Having multiple streams delivering to different endpoints (through different methods) while solves the splitting of the stream, it is not solving the authorization delegation issue. The provider that provides abuse services, will not only have a blind endpoint that receives events, it also needs to access the transmitter exposed API to check status and such. How is this provider going to get authorization? Furthermore, the provider might want to change its endpoint, should the provider have access to stream configuration? How is the provider going to coordinate stream updates with all its clients (receivers)? If a provider has a bug, let's say, and it overloads the transmitter (by sending corrupt access tokens for example, or too many requests), since the transmitter cannot differentiate at the authorization level between the receiver and its multiple providers it might disable the whole receiver and now all providers offering a service for a given receiver (including the receiver itself) will have an outage.

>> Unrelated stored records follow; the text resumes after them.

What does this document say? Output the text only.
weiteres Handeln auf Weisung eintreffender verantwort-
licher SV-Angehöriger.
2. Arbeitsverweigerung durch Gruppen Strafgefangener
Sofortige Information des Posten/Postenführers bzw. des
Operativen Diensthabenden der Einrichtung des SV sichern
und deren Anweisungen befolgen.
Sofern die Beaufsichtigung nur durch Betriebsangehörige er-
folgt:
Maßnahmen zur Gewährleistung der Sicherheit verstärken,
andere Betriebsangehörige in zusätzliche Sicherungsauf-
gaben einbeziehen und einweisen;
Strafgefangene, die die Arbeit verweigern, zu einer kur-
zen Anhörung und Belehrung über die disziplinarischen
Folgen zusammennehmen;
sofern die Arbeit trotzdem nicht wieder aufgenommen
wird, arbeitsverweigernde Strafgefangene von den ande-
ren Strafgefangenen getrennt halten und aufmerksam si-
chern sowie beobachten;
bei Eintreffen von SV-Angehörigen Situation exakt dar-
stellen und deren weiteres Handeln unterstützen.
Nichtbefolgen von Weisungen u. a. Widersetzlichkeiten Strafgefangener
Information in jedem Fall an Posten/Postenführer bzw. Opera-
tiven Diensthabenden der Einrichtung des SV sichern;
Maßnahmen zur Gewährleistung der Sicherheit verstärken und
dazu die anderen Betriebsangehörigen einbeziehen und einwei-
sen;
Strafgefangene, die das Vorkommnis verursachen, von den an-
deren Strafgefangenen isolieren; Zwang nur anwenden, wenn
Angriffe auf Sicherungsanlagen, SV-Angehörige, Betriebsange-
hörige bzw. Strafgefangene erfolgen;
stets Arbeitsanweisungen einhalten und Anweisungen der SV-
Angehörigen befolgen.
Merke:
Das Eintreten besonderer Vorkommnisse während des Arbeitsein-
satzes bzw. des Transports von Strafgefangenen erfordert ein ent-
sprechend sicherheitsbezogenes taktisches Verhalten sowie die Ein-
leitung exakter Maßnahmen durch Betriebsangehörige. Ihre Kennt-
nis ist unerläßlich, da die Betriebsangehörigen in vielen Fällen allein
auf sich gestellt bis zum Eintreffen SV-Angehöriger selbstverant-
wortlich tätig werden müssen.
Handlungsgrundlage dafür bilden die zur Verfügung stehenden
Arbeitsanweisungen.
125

B. Management API that allows only one stream (as currently defined in the RISC Profile).
B.1. Multiple streams implicit based on authorization, and authorization out of scope.
As proposed by Dick, there are cases where this approach would work. We went through one of these cases in detail in Singapore. It was the OP as a service case presented by Mike.
B.2. Explicit delegation model.
Instead of the receiver creating multiple streams, the receiver has an API to create explicit delegation for its one stream.
The API allows the receiver to specify that it wants a set of its events to be delegated to another receiver. Service providers will have to register as receivers with the same transmitter, and they will each have their own stream, and own authorization credentials. Everything is cut and clear, the transmitter can identify each individual service making calls, the receiver does not have to pass authorization tokens to its providers, providers have full control over the configuration of their streams.
Another advantage of delegation, each provider deals only with the level of complexity they have to. In most cases single stream and no delegation is enough, no extra complexity. Cases that need to split streams will have to deal with the extra complexity.
Basically, each entity that receives events has one stream and each receiver has an API to create one or more delegations (as opposed to one or more streams).
B.3. Receiver implements a dispatcher.
We talked about this quite a bit. No spec support, receivers have to split streams on their own, they become transmitters for their service providers.
I don't think we should argue over single vs multiple at all. Single and multiple is also an option, we can have two management APIs, but I think delegation is a much better model than multiple streams. Let's get back to use cases and see how we can solve them,
-
I started implementing this and I also got this roadblock on how to identify a stream uniquely. Is this issue came to a conclusion?
- Log in to comment
There are numerous ways to obtain access tokens. For 3P service providers, one of those flows could be a 3 legged OAuth flow from the RISC SP to the transmitter so that they RISC SP obtains a authorization code for the "receiver" from the transmitter. If the receiver wants to also have a separate stream for the same data, then the receiver can obtain their own access token.